Threat Feed: Abuse.ch SSL Blocklist

By ingesting data from SSL Blocklist, Blumira’s platform uses the latest threat intelligence information to help you quickly detect and block malicious SSL connections and malware botnet communications.

Threat Intelligence Feed: Abuse.ch SSLBL

Abuse.ch helps internet service providers and network operations protect their infrastructure from malware.

One of their projects is the SSL Blocklist (SSLBL). It detects malicious SSL connections. This is done based on identifying and blocklisting SSL certificates used by botnet C&C servers. SSLBL intends to help network administrators and security analysts protect their network and customers from botnets. Learn more about their different blocklists.

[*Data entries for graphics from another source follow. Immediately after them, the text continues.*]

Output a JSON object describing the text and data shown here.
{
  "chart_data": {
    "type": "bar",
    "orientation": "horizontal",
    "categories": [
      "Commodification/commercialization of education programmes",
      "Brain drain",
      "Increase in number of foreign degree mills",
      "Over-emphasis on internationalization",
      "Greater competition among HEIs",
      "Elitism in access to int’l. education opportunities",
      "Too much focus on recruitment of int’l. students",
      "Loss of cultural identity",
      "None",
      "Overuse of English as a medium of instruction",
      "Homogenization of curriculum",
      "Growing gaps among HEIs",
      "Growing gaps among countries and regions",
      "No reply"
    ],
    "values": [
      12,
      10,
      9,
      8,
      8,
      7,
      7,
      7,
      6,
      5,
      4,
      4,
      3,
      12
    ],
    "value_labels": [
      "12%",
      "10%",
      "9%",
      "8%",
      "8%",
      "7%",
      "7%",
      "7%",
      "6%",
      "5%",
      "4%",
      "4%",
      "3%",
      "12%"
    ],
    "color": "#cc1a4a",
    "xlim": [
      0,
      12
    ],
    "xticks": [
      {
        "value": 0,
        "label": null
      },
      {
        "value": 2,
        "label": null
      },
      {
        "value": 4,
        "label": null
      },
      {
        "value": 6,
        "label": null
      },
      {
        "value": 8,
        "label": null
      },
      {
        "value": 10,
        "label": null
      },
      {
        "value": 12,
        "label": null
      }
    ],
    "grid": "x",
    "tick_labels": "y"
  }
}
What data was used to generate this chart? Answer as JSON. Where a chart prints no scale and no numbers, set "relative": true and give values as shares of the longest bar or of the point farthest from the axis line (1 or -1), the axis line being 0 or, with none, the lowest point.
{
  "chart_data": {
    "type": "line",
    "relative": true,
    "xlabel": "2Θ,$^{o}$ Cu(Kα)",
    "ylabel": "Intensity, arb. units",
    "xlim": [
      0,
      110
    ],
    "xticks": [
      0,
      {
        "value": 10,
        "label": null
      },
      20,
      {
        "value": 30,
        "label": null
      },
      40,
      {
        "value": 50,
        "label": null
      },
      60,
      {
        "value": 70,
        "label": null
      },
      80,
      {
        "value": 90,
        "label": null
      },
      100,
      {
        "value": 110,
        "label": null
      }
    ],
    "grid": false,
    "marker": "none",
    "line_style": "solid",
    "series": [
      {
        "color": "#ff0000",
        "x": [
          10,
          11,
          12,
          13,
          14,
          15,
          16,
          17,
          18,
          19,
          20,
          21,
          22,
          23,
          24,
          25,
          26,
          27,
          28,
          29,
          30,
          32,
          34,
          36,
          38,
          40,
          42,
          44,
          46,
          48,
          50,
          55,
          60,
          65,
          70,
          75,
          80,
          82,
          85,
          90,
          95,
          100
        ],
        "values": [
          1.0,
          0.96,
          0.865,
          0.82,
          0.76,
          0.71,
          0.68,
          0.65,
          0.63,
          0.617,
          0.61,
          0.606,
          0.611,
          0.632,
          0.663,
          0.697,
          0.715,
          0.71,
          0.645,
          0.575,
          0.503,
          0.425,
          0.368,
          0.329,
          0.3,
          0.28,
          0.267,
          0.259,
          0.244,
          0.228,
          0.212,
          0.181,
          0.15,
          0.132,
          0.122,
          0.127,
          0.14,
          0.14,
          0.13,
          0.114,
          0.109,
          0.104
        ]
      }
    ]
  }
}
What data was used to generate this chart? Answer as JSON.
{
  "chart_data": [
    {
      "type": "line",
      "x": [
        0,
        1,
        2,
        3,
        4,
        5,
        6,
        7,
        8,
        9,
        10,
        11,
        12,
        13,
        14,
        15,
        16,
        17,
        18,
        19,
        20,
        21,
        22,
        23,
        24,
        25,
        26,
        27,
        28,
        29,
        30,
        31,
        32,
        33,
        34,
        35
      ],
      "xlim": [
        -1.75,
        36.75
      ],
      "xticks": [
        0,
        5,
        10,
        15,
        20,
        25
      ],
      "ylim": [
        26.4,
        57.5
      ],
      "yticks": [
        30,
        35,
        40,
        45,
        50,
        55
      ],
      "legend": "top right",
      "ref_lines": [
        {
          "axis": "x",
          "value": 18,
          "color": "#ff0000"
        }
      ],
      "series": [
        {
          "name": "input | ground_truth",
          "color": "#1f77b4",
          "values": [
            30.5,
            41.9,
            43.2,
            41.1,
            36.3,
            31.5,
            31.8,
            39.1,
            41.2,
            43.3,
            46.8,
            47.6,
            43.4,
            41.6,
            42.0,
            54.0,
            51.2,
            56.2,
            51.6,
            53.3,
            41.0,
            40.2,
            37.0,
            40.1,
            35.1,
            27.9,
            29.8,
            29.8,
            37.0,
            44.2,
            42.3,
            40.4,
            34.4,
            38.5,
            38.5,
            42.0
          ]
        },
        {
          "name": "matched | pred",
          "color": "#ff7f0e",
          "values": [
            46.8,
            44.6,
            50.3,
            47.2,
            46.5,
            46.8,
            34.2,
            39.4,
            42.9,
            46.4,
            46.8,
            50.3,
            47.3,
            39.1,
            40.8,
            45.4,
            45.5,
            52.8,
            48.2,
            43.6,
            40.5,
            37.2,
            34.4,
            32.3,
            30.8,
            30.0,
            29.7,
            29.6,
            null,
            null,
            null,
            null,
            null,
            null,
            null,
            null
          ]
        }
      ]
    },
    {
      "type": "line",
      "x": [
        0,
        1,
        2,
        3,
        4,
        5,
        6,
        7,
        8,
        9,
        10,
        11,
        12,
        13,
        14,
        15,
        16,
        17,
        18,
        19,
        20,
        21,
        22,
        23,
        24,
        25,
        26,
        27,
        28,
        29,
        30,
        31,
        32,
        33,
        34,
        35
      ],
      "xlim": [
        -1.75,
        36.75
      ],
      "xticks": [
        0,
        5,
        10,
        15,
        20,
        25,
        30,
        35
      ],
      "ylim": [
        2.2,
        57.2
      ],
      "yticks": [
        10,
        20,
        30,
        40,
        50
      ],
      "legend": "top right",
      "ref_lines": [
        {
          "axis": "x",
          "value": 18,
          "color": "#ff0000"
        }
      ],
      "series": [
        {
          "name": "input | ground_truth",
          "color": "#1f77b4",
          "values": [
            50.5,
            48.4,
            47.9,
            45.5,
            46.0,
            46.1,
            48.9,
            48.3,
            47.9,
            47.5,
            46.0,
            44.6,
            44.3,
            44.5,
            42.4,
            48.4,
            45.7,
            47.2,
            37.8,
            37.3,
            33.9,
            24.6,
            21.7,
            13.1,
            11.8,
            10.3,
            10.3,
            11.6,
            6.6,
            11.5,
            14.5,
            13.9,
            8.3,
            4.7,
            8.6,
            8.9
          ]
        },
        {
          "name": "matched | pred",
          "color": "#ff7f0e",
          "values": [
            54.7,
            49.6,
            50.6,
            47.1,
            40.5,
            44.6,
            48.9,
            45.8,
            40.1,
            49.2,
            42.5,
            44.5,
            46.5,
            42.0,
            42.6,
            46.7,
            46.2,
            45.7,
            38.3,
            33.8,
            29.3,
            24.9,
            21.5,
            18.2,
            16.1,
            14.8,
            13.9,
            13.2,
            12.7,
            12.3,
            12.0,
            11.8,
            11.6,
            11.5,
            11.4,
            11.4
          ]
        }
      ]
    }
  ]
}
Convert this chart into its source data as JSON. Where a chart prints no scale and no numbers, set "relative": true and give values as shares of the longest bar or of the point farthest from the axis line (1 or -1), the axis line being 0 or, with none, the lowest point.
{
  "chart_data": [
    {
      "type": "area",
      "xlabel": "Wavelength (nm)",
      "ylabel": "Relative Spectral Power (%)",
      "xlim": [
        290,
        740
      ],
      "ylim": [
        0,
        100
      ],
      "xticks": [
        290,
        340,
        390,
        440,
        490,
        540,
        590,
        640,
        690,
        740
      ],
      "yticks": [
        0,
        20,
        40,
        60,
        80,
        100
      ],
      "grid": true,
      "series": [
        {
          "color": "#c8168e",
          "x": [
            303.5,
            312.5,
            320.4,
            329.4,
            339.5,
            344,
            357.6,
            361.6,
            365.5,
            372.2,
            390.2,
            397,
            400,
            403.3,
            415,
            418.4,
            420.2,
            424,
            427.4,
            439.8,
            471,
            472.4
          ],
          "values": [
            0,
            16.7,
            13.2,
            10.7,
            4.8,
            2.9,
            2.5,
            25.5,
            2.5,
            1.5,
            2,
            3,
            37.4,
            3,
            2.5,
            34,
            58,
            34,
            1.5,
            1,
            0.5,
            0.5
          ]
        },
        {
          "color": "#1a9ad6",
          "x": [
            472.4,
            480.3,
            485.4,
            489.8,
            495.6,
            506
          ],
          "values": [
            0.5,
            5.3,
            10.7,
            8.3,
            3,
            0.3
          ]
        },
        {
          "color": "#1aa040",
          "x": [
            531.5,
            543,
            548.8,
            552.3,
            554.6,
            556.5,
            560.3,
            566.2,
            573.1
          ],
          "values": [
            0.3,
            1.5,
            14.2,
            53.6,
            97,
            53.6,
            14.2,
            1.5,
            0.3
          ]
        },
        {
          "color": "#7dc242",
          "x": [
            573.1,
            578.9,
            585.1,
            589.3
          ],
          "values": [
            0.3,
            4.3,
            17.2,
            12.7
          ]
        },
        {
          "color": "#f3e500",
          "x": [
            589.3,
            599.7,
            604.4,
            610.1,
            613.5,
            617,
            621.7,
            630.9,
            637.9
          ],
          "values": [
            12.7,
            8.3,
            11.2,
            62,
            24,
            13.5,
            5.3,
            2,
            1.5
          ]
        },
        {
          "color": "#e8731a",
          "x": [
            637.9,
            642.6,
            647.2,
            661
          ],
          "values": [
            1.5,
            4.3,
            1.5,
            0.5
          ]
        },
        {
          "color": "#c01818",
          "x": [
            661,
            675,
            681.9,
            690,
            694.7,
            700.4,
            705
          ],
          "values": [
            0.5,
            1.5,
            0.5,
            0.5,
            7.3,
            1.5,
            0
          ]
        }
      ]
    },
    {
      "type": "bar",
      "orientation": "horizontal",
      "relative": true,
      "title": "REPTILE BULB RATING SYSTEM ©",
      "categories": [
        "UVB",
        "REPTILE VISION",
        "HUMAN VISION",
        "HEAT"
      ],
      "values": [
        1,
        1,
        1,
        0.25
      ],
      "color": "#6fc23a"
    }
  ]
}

What is a botnet? A botnet is a term used to refer to a group of internet-connected devices running a bot, performing repetitive tasks. In infosec, botnet refers to devices or computers infected by malware and controlled by malicious actors. They're often used to launch Distributed Denial-of-Service (DDoS) attacks to overload servers, send spam and steal data.

Botnets talk to command-and-control (C&C) servers that are controlled by an attacker to communicate, send commands to infected devices or systems, as well as to exfiltrate and receive stolen data.

SSL certificates allow for secure connections from a web server to a browser. The SSL Blocklist provides a number of different elements to identify and blocked malicious servers, such as SHA1 fingerprints, IP addresses that run blocked SSL certs, rulesets that detect and/or block network connections, etc.